上の記事にいただいたコメントとそのRes.です。
◇Kさん◇海外に在住していた時に、「この国の人は、そもそもロジックが全く違う。」と感じたことが多々ありました。北京モーターショーのメーカー広報氏も大まじめに広報しているのでしょう。「その論理は国際社会では通用しない。」ということをやがて知るのでしょうか? 南アフリカの、人命救助にかかわる薬の場合には、この結論でなければ、他にどんな解決策がベターであったのかを逆に知りたいです。
◆私◆北京の広報氏が「大まじめ」だったように、アメリカの製薬会社も「大まじめ」に訴えたことでしょう。おっしゃるとおり、> そもそもロジックが全く違う わけです。 いえ、厳密に言うなら、全く同じロジック(この場合は知的所有権の保護という論理)が当てはまる場合でも、それが有効か無効かは、ケースバイケースである、ということですよね。
車の海賊版は悪くて、薬の海賊版はよい、
上の事例に関する限り、それが私たちの「あたりまえ」の感覚でしょう。でも、その態度が論理の一貫性を欠いていることには気づいておくべきです。
彼らが、> その論理は国際社会では通用しない。」ということをやがて知る のと、同じように、 我々の側もまた、自分達の論理が必ずしも通用しないことを知ることになる、というわけですね。
中国メーカーが、自社製品の「ちがい」について、デザインやコンセプト云々ではなく、「より安くより簡便なもので」あって、つまりは大衆の利益に資するものであることを強調している点にも、要注意です。およそ舶来品など到底買えないような奥地の貧乏人が、その海賊版を入手することによって、どれだけ幸福になれるか、たとえば(極端な例ですが)、その車が救急車や消防車となり、それで「人命」がいくつも救われる可能性だってあります。

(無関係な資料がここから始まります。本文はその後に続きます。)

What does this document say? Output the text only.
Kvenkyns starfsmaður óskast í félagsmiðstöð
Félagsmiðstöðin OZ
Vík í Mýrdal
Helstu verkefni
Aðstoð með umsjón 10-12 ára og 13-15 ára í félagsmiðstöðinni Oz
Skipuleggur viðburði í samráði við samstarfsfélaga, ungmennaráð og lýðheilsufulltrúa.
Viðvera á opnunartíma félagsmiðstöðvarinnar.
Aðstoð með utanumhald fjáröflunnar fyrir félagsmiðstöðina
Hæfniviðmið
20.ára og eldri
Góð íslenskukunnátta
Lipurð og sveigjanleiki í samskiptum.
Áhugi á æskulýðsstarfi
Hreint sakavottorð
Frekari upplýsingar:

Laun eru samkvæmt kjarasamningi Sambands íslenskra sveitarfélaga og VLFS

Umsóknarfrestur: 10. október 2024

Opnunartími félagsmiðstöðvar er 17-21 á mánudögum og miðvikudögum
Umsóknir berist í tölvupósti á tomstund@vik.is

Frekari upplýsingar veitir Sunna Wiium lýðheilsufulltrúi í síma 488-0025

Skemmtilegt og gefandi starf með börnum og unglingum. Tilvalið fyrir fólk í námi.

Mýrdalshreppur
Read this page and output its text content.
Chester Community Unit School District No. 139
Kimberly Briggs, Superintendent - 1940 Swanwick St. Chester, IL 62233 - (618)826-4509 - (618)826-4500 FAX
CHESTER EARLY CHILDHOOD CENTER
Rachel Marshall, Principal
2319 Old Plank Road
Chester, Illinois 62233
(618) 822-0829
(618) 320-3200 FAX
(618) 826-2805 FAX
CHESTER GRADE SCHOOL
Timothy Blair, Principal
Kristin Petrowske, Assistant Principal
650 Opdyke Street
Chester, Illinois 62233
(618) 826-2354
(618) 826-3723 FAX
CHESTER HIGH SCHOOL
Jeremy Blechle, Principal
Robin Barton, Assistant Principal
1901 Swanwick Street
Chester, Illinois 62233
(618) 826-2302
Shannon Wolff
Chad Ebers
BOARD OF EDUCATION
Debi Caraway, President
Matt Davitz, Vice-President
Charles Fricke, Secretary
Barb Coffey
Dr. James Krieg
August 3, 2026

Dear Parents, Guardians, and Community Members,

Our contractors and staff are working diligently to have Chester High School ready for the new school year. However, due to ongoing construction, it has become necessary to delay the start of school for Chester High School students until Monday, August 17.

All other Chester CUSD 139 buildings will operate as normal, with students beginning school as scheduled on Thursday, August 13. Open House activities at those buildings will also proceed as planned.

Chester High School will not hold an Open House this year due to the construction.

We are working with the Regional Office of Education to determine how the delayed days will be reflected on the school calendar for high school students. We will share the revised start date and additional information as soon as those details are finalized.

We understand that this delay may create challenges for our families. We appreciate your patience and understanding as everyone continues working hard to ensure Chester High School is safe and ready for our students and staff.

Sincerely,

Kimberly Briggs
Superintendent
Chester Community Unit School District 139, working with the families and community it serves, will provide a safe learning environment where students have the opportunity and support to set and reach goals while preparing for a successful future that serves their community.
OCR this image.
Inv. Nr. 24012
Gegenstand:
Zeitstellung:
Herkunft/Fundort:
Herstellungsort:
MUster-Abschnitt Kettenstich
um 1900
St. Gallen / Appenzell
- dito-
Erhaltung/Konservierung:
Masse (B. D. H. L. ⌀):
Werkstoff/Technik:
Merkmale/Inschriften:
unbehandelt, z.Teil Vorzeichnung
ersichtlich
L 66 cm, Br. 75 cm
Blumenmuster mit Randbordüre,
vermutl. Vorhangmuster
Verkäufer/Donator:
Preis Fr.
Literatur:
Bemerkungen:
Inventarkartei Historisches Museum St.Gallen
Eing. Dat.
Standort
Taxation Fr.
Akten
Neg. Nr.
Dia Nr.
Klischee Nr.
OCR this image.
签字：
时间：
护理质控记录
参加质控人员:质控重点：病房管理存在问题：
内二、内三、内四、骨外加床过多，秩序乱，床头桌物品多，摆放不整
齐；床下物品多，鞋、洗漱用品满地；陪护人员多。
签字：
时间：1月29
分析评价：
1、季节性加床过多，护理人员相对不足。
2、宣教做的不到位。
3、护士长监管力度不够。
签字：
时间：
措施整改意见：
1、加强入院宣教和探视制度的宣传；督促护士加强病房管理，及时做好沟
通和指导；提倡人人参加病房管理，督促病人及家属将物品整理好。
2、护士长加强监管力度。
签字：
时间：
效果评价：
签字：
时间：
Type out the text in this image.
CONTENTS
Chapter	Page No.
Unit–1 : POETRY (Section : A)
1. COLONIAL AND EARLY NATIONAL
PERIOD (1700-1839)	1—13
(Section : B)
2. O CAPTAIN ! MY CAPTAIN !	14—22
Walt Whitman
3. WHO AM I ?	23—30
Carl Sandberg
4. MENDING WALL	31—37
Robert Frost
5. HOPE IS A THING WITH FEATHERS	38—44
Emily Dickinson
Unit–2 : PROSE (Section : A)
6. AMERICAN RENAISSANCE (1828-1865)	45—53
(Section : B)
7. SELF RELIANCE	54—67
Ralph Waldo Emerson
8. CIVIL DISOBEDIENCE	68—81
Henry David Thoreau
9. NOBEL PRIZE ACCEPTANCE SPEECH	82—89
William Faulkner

別に中国の海賊版を支持しているわけではありません。車と薬とは別個の問題ではなく、地続きの話だと言いたいだけです。
◇◇◇よ〜くわかりました!これが、別の国で実際に生活、または旅行していると、日本で通用する「あたりまえ」が「まったく当たり前でない現実」にどんどん出くわすわけです。
◆◆◆『日本人の知らない日本語』のおもしろさは、まさにそれですね。
◇◇◇日本で生活しているとある一定水準以上のレベルでサービスを提供されることに慣れて、あまりそういう意味でのコミュニケーション能力は鍛えられないからね。(ホテルのレストランで「コーラ」をたのんでちっとももってこなくて、ようやくもってきたのが、「スプライト」。「違う」というと、「似たようなものだから、もう栓をぬいちゃったからこれを飲め。」みたいな場面で、どうするか?なんていう想定は日本ではしないものね。)‘あたりまえ’を疑うと同時に、こちらにとっては‘あたりまえ’が通用しない論理(といえるかどうかもあやしい)を身につけた人が大勢いる環境をどう生き抜くか・・・。
◆◆◆卑近なところでは、学生達には私の‘あたりまえ’は通用しないと痛感することもしばしばです。
【参考】自らの‘あたりまえ’を再検討するために。
テルマエ・ロマエ I (BEAM COMIX)
日本人の知らない日本語
テルマエ・ロマエ I (BEAM COMIX)
日本人の知らない日本語
(風呂漫画を貸して下さったS先生に感謝します。)
(コメント下さったK様に感謝します。)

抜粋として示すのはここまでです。